Well im planning on adding more Debuffs and wanted to know if there is a easier/more efficient way of doing this.

When this way of handling (De)buffs is good i have no problem pulling of that Spaghetti (maybe by making it a Macro) again.

Edit: I don’t like having many floats what is the main point of me asking.

Well im planning on adding more
Debuffs and wanted to know if there is
a easier/more efficient way of doing
this.

There is. Consider the following and see if it’s applicable to how you need your systems to work.


Actor Component - can be created in the Content Browser, it’s a piece of reusable functionality that can be added / removed from actors, during run-time too - that’s what we’re doing here.
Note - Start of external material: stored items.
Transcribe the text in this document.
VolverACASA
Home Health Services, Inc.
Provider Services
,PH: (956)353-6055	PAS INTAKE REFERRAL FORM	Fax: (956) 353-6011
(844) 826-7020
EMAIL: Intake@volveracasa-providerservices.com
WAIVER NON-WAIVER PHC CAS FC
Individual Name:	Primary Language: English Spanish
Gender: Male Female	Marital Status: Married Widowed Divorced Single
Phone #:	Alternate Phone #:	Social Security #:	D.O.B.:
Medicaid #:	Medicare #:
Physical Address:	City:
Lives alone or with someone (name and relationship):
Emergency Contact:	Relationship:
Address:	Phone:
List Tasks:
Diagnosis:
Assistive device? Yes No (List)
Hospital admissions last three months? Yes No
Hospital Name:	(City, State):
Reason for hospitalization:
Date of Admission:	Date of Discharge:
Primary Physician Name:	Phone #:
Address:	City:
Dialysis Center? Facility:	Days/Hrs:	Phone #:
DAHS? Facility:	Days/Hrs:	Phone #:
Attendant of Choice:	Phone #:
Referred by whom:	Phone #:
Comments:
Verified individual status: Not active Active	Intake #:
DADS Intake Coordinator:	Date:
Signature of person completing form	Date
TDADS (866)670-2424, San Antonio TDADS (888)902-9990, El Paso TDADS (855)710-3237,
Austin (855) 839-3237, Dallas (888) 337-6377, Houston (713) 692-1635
The general idea is:

  • design an actor component that acts as a buff / debuff for each effect that you need (inheritance works here, too, btw)
  • each component encapsulates the necessary functionality
  • when the player interacts with the world, a component is spawned and added to the player character
  • while active, the component affects the player
  • when the component’s effect has expired, it destroys itself automatically

Here’s an example, it’s a bit simplified and there’s plenty of room for improvement.

The component itself:

It has 2 exposed variables, Duration - how long the effect lasts and Magnitude - how strong the effect is. When spawned (on the player), it looks at its owner and directly modifies Player’s walk speed by Magnitude. It then starts an internal timer, waits for Duration, restores the speed and destroys itself.
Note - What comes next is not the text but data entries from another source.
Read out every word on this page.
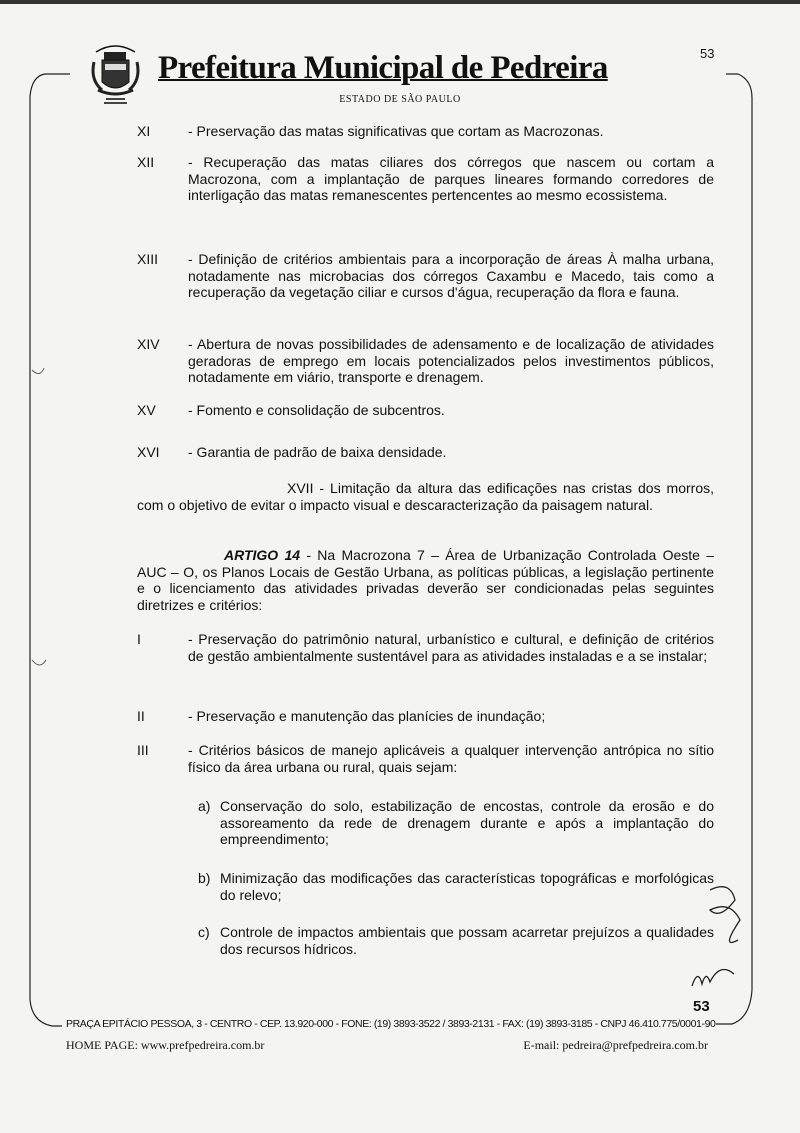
Prefeitura Municipal de Pedreira	53
ESTADO DE SÃO PAULO
XI	- Preservação das matas significativas que cortam as Macrozonas.
XII - Recuperação das matas ciliares dos córregos que nascem ou cortam a Macrozona, com a implantação de parques lineares formando corredores de interligação das matas remanescentes pertencentes ao mesmo ecossistema.
XIII - Definição de critérios ambientais para a incorporação de áreas À malha urbana, notadamente nas microbacias dos córregos Caxambu e Macedo, tais como a recuperação da vegetação ciliar e cursos d'água, recuperação da flora e fauna.
XIV - Abertura de novas possibilidades de adensamento e de localização de atividades geradoras de emprego em locais potencializados pelos investimentos públicos, notadamente em viário, transporte e drenagem.
XV - Fomento e consolidação de subcentros.
XVI - Garantia de padrão de baixa densidade.
XVII - Limitação da altura das edificações nas cristas dos morros, com o objetivo de evitar o impacto visual e descaracterização da paisagem natural.
ARTIGO 14 - Na Macrozona 7 – Área de Urbanização Controlada Oeste – AUC – O, os Planos Locais de Gestão Urbana, as políticas públicas, a legislação pertinente e o licenciamento das atividades privadas deverão ser condicionadas pelas seguintes diretrizes e critérios:
I	- Preservação do patrimônio natural, urbanístico e cultural, e definição de critérios de gestão ambientalmente sustentável para as atividades instaladas e a se instalar;
II	- Preservação e manutenção das planícies de inundação;
III	- Critérios básicos de manejo aplicáveis a qualquer intervenção antrópica no sítio físico da área urbana ou rural, quais sejam:
a) Conservação do solo, estabilização de encostas, controle da erosão e do assoreamento da rede de drenagem durante e após a implantação do empreendimento;
b) Minimização das modificações das características topográficas e morfológicas do relevo;
c) Controle de impactos ambientais que possam acarretar prejuízos a qualidades dos recursos hídricos.
PRAÇA EPITÁCIO PESSOA, 3 - CENTRO - CEP. 13.920-000 - FONE: (19) 3893-3522 / 3893-2131 - FAX: (19) 3893-3185 - CNPJ 46.410.775/0001-90
53
HOME PAGE: www.prefpedreira.com.br	E-mail: pedreira@prefpedreira.com.br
This is, obviously, imperfect and just demonstrates the idea. Ideally, you’d have an interface in the base class here that tells the player to accumulate the Magnitude. And the player would interpret that. The Actor Component should just increase / decrease a SlowDownEffect float variable.
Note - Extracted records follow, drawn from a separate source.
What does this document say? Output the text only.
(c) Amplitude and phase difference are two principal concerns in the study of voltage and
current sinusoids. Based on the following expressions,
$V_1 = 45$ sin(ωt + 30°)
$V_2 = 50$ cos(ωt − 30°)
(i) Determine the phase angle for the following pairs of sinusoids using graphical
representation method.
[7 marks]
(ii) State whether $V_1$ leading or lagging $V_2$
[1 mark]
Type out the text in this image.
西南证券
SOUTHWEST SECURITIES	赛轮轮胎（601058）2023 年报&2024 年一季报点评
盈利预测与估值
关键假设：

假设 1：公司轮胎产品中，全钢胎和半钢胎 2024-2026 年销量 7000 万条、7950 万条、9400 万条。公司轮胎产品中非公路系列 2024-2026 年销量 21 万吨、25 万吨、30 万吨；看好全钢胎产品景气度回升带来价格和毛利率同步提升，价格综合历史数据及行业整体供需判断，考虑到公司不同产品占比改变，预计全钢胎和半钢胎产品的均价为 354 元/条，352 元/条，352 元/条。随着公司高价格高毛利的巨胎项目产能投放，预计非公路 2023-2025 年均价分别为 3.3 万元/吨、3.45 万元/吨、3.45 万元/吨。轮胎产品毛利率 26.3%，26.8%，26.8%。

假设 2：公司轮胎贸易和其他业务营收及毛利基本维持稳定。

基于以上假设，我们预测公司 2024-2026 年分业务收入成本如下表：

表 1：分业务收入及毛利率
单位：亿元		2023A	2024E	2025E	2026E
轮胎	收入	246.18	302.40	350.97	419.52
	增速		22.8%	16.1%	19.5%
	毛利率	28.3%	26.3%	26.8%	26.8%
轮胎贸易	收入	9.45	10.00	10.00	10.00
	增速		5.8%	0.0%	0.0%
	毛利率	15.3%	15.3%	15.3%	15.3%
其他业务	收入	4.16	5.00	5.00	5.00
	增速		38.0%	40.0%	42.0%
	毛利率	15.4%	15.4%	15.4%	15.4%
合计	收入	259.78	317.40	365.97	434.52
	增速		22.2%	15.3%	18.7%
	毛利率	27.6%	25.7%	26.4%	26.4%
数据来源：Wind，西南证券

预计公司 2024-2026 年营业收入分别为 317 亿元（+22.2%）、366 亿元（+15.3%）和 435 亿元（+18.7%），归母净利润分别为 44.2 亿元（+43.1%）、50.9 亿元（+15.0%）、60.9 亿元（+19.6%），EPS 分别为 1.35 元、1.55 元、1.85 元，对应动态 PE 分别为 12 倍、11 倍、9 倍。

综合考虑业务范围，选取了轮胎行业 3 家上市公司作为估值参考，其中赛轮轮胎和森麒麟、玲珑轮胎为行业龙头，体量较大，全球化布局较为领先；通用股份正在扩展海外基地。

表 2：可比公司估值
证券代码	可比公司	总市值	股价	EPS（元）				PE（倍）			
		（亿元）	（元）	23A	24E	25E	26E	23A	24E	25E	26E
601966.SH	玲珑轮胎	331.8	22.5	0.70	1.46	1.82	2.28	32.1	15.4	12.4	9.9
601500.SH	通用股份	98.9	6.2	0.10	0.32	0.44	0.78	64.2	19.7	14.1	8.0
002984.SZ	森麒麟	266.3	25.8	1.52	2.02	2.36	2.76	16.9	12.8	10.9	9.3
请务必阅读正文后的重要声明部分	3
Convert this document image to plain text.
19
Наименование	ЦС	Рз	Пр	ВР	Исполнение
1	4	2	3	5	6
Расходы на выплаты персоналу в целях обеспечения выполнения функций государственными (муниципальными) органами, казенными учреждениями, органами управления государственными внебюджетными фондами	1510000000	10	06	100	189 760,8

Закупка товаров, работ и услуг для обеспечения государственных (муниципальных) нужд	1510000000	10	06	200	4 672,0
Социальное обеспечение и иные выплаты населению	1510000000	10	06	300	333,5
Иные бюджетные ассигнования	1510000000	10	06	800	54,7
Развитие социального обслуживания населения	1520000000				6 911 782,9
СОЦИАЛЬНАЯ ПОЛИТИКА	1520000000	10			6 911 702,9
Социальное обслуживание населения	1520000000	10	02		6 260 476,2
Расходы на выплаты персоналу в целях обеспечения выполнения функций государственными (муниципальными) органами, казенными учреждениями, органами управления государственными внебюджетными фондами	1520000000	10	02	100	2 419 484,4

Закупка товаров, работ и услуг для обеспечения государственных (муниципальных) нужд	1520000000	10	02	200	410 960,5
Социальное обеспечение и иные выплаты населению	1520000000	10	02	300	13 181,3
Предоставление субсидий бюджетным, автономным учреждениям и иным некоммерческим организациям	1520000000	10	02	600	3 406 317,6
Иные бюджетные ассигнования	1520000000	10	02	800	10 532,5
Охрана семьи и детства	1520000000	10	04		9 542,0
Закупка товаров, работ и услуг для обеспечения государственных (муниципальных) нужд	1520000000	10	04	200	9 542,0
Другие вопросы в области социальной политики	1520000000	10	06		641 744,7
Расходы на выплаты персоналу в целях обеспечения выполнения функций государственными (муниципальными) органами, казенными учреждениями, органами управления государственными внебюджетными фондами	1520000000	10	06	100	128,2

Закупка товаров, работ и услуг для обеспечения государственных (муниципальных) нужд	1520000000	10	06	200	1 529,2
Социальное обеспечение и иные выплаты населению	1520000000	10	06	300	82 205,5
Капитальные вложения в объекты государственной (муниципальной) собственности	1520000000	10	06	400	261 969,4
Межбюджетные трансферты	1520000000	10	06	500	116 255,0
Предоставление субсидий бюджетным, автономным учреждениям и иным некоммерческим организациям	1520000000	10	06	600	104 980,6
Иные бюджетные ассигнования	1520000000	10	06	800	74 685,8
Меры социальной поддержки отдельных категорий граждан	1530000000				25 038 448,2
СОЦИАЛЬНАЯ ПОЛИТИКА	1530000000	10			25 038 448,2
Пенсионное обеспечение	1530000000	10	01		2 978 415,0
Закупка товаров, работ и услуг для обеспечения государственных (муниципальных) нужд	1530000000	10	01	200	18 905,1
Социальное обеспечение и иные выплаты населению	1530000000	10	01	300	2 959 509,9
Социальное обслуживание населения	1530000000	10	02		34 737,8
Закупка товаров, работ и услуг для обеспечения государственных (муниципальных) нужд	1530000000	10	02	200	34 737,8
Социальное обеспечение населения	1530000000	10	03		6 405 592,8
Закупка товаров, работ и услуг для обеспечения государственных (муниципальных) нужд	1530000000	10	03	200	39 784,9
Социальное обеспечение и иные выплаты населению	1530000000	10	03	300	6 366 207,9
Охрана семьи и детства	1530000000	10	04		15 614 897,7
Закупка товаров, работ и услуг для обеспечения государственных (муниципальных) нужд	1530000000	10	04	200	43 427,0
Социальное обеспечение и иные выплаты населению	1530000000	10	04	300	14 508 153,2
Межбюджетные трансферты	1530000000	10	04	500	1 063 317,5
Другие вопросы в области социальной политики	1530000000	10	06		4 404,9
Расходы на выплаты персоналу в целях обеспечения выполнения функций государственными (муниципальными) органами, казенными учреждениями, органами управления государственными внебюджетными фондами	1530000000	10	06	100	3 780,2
Here is how the player acts on it:

And I’ve placed a trap in the world:

The trap is an actor that spawns the effect on the player when they walk into it. The component can be given to the player in any other way you need, of course.

The first traps slow down by 300 for 5s, so hitting 2 in a row, stops you in place:

Image from Gyazo


Do note that this method does not limit you to granting the effect to the player only. The component can be given to any entity in the world that shares the interface. It does not use arrays or indexing (although nothing stops you from keeping the spawned actor components in an array). You can also make the components responsible for creating the appropriate widget visualising the effect since it’s the component that runs the timer.

This method is very modular, infinitely scalable, easy to maintain but requires a bit extra upfront work. It also allows you to dramatically declutter player character by keeping the stuff it does not need to really worry about in the components.